Secure communication for users on plaintext IRC networks

About



Cloaknet works by placing itself between the IRC client and IRC server at a trustable point in the network.

[Private LAN]                            |        [Public Internet]
|
+--------------+ +--------------+ | +-------------------+ +--------------------+
| IRC Client | ----> | Cloaknet | ---|--> | Public Internet | ----> | IRC Server :6667 |
+--------------+ +--------------+ | +-------------------+ +--------------------+
|

Plaintext IRC messages passing between your IRC client and network are intercepted en-route by Cloaknet, which then handles message encryption and decryption.

Encryption between different parties communicating via IRC is provided by Cloaknet by way of a pre-shared secret or key (PSK) known to all parties. Users without Cloaknet and the correct decrypting PSK will simply see cypher text in place of the message. With the correct PSK, Cloaknet will decrypt the message before delivering it back to your IRC client.

The program can run as a daemon anywhere within your network, most likely on localhost but possibly on an internet gateway. The IRC client connects to your cloaknet instance which in turn is connected to your desired IRC server.


Operation (.NET):

The current version (.NET 20080229.0320) command structure is as follows:

cloaknet.exe [remotehost:port] [psk] [localhost:port] [initvector]

[remotehost:port] Required
[psk] Required
[localhost:port] Optional
[initvector] Optional

For Example:

C:\cloaknet.exe irc.quaknet.org:6667 preSharedKeyHere 192.168.1.1:1337 1234567890123456

or

C:\cloaknet.exe irc.freenet.org:6667 preSharedKeyHere localhost:1337 1234567890123456


Operation (Python):

The current version (Python 0.2) command structure is as follows:

python.exe irc-python.py

Configure the proxy.ini file as follows (on one line no more):
[server_name] [server_port] [proxy_port] [initial_value] [pass_key] [salt]
For Example:
b0rk.uk.quakenet.org 6667 9997 3u76@B24eFg5c1D9 key456 salt56789


Cryptography:

The currently used encryption algorithm is 256 bit Rijndael/AES.

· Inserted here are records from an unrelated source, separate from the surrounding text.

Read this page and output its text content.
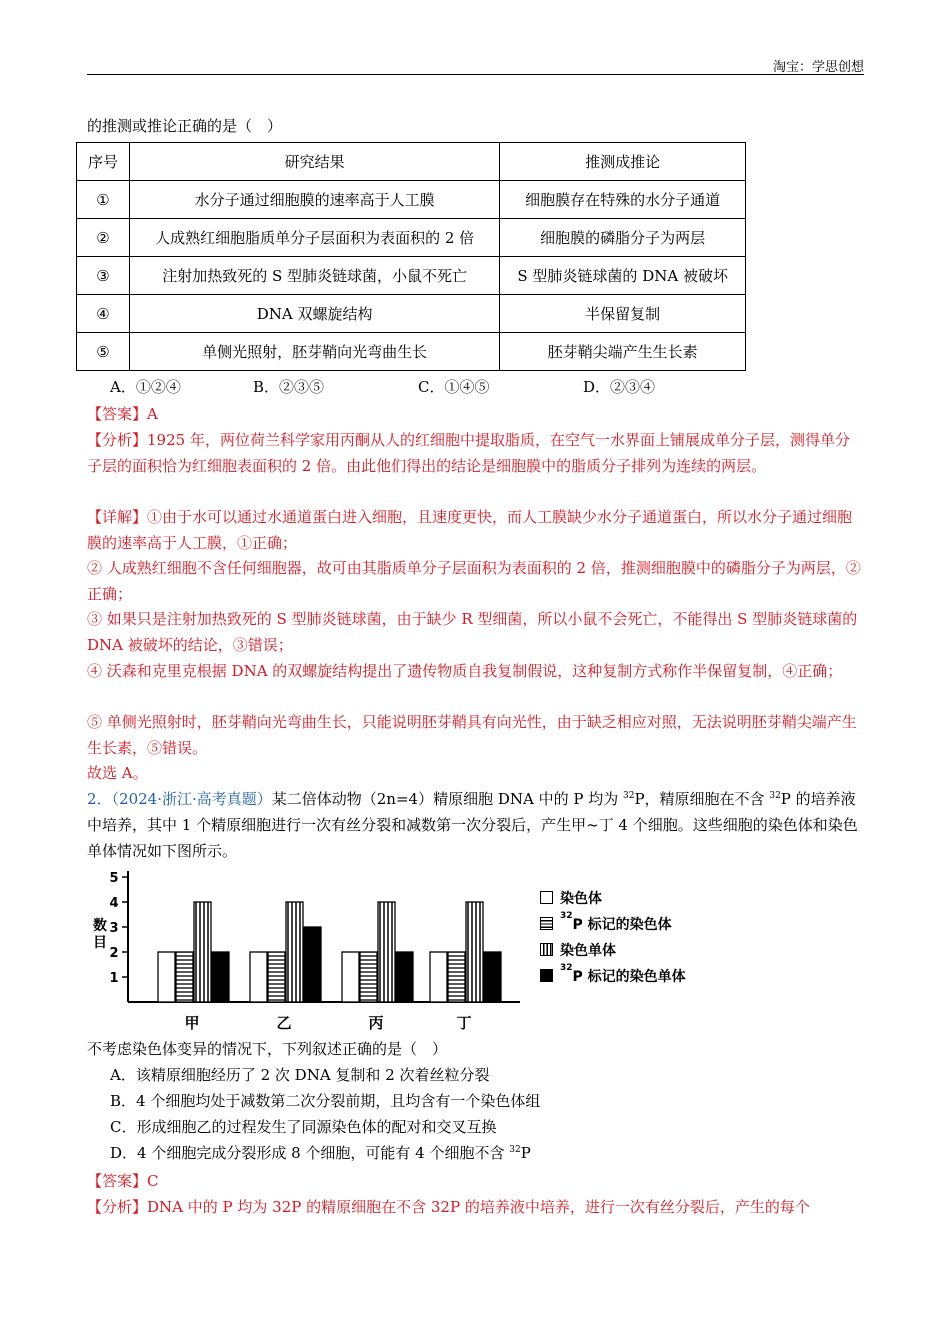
淘宝：学思创想
的推测或推论正确的是（　）
序号	研究结果	推测成推论
①	水分子通过细胞膜的速率高于人工膜	细胞膜存在特殊的水分子通道
②	人成熟红细胞脂质单分子层面积为表面积的 2 倍	细胞膜的磷脂分子为两层
③	注射加热致死的 S 型肺炎链球菌，小鼠不死亡	S 型肺炎链球菌的 DNA 被破坏
④	DNA 双螺旋结构	半保留复制
⑤	单侧光照射，胚芽鞘向光弯曲生长	胚芽鞘尖端产生生长素
A．①②④	B．②③⑤	C．①④⑤	D．②③④
【答案】A
【分析】1925 年，两位荷兰科学家用丙酮从人的红细胞中提取脂质，在空气一水界面上铺展成单分子层，测得单分子层的面积恰为红细胞表面积的 2 倍。由此他们得出的结论是细胞膜中的脂质分子排列为连续的两层。
【详解】①由于水可以通过水通道蛋白进入细胞，且速度更快，而人工膜缺少水分子通道蛋白，所以水分子通过细胞膜的速率高于人工膜，①正确；
② 人成熟红细胞不含任何细胞器，故可由其脂质单分子层面积为表面积的 2 倍，推测细胞膜中的磷脂分子为两层，②正确；
③ 如果只是注射加热致死的 S 型肺炎链球菌，由于缺少 R 型细菌，所以小鼠不会死亡，不能得出 S 型肺炎链球菌的 DNA 被破坏的结论，③错误；
④ 沃森和克里克根据 DNA 的双螺旋结构提出了遗传物质自我复制假说，这种复制方式称作半保留复制，④正确；
⑤ 单侧光照射时，胚芽鞘向光弯曲生长，只能说明胚芽鞘具有向光性，由于缺乏相应对照，无法说明胚芽鞘尖端产生生长素，⑤错误。
故选 A。
2．（2024·浙江·高考真题）某二倍体动物（2n=4）精原细胞 DNA 中的 P 均为 $^{32}$P，精原细胞在不含 $^{32}$P 的培养液中培养，其中 1 个精原细胞进行一次有丝分裂和减数第一次分裂后，产生甲~丁 4 个细胞。这些细胞的染色体和染色单体情况如下图所示。
1
2
3
4
5
甲	乙	丙	丁
染色体
$^{32}$P 标记的染色体
染色单体
$^{32}$P 标记的染色单体
数目
不考虑染色体变异的情况下，下列叙述正确的是（　）
A．该精原细胞经历了 2 次 DNA 复制和 2 次着丝粒分裂
B．4 个细胞均处于减数第二次分裂前期，且均含有一个染色体组
C．形成细胞乙的过程发生了同源染色体的配对和交叉互换
D．4 个细胞完成分裂形成 8 个细胞，可能有 4 个细胞不含 $^{32}$P
【答案】C
【分析】DNA 中的 P 均为 32P 的精原细胞在不含 32P 的培养液中培养，进行一次有丝分裂后，产生的每个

Currently ‘++’ is prepended to all messages decrypted through cloaknet. This is to confirm the message needed to be decrypted and was not sent through an unencrypted channel. This string is never sent outside the network and is not considered a cloaknet identifier.

Known Bugs:

There is a condition, thought to possibly be related to DCC, which may cause the cloaknet client to crash. On restarting the client you may be informed that the client could not bind to whichever port you were previously trying. If this happens, ensure all instances (processes) of cloaknet have been killed or simply change port. Changing ports will not effect the operation of cloaknet in any way unless the client is running on a remote network host, in which case a port may need to be opened or forwarded.

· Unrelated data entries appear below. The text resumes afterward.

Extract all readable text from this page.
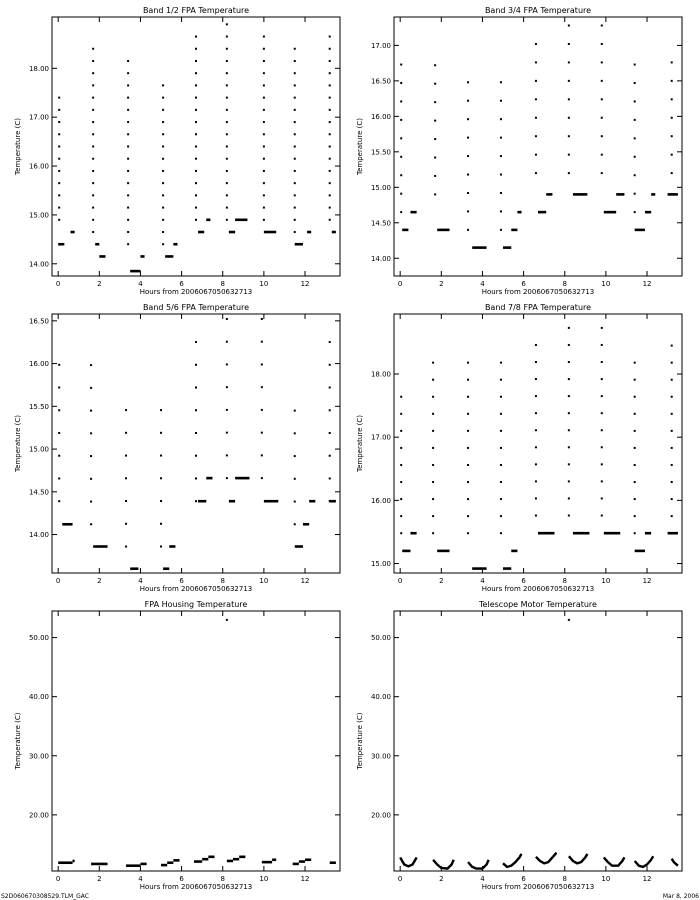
Band 1/2 FPA Temperature
0	2	4	6	8	10	12
14.00
15.00
16.00
17.00
18.00
Hours from 2006067050632713
Temperature (C)
Band 3/4 FPA Temperature
0	2	4	6	8	10	12
14.00
14.50
15.00
15.50
16.00
16.50
17.00
Hours from 2006067050632713
Temperature (C)
Band 5/6 FPA Temperature
0	2	4	6	8	10	12
14.00
14.50
15.00
15.50
16.00
16.50
Hours from 2006067050632713
Temperature (C)
Band 7/8 FPA Temperature
0	2	4	6	8	10	12
15.00
16.00
17.00
18.00
Hours from 2006067050632713
Temperature (C)
FPA Housing Temperature
0	2	4	6	8	10	12
20.00
30.00
40.00
50.00
Hours from 2006067050632713
Temperature (C)
Telescope Motor Temperature
0	2	4	6	8	10	12
20.00
30.00
40.00
50.00
Hours from 2006067050632713
Temperature (C)
S2D060670308529.TLM_GAC	Mar 8, 2006
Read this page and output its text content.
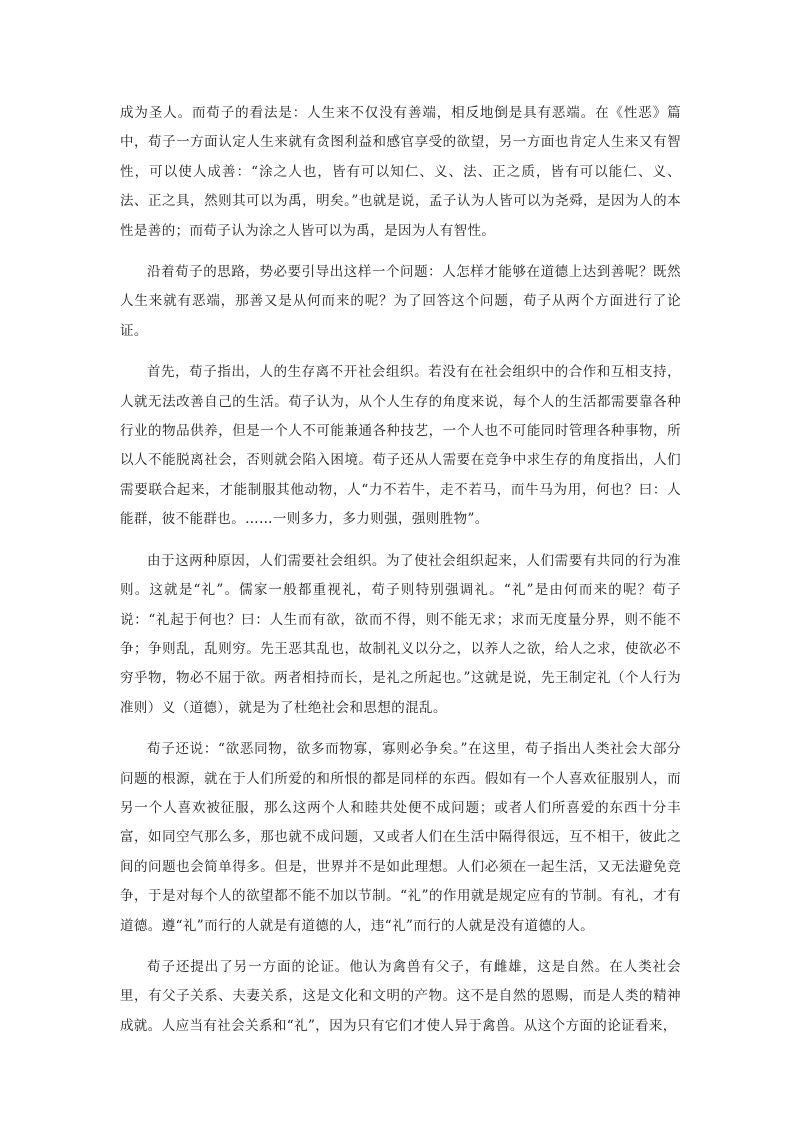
成为圣人。而荀子的看法是：人生来不仅没有善端，相反地倒是具有恶端。在《性恶》篇中，荀子一方面认定人生来就有贪图利益和感官享受的欲望，另一方面也肯定人生来又有智性，可以使人成善：“涂之人也，皆有可以知仁、义、法、正之质，皆有可以能仁、义、法、正之具，然则其可以为禹，明矣。”也就是说，孟子认为人皆可以为尧舜，是因为人的本性是善的；而荀子认为涂之人皆可以为禹，是因为人有智性。

沿着荀子的思路，势必要引导出这样一个问题：人怎样才能够在道德上达到善呢？既然人生来就有恶端，那善又是从何而来的呢？为了回答这个问题，荀子从两个方面进行了论证。

首先，荀子指出，人的生存离不开社会组织。若没有在社会组织中的合作和互相支持，人就无法改善自己的生活。荀子认为，从个人生存的角度来说，每个人的生活都需要靠各种行业的物品供养，但是一个人不可能兼通各种技艺，一个人也不可能同时管理各种事物，所以人不能脱离社会，否则就会陷入困境。荀子还从人需要在竞争中求生存的角度指出，人们需要联合起来，才能制服其他动物，人“力不若牛，走不若马，而牛马为用，何也？曰：人能群，彼不能群也。……一则多力，多力则强，强则胜物”。

由于这两种原因，人们需要社会组织。为了使社会组织起来，人们需要有共同的行为准则。这就是“礼”。儒家一般都重视礼，荀子则特别强调礼。“礼”是由何而来的呢？荀子说：“礼起于何也？曰：人生而有欲，欲而不得，则不能无求；求而无度量分界，则不能不争；争则乱，乱则穷。先王恶其乱也，故制礼义以分之，以养人之欲，给人之求，使欲必不穷乎物，物必不屈于欲。两者相持而长，是礼之所起也。”这就是说，先王制定礼（个人行为准则）义（道德），就是为了杜绝社会和思想的混乱。

荀子还说：“欲恶同物，欲多而物寡，寡则必争矣。”在这里，荀子指出人类社会大部分问题的根源，就在于人们所爱的和所恨的都是同样的东西。假如有一个人喜欢征服别人，而另一个人喜欢被征服，那么这两个人和睦共处便不成问题；或者人们所喜爱的东西十分丰富，如同空气那么多，那也就不成问题，又或者人们在生活中隔得很远，互不相干，彼此之间的问题也会简单得多。但是，世界并不是如此理想。人们必须在一起生活，又无法避免竞争，于是对每个人的欲望都不能不加以节制。“礼”的作用就是规定应有的节制。有礼，才有道德。遵“礼”而行的人就是有道德的人，违“礼”而行的人就是没有道德的人。

荀子还提出了另一方面的论证。他认为禽兽有父子，有雌雄，这是自然。在人类社会里，有父子关系、夫妻关系，这是文化和文明的产物。这不是自然的恩赐，而是人类的精神成就。人应当有社会关系和“礼”，因为只有它们才使人异于禽兽。从这个方面的论证看来，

To forceably kill the process from the command line type: taskkill /f /im cloaknet.exe

Additional points to note:

* Cloaknet is developed using .NET 2.0 and there is a Python version.
* Cloaknet is currently in a very early beta stage of development and contains many bugs.
* Feedback is welcomed and indeed encouraged.
* Cloaknet is designed to provide end-to-end encryption over an unsecured medium without modification to any existing tools or protocols, there are better solutions. Use them if you want to.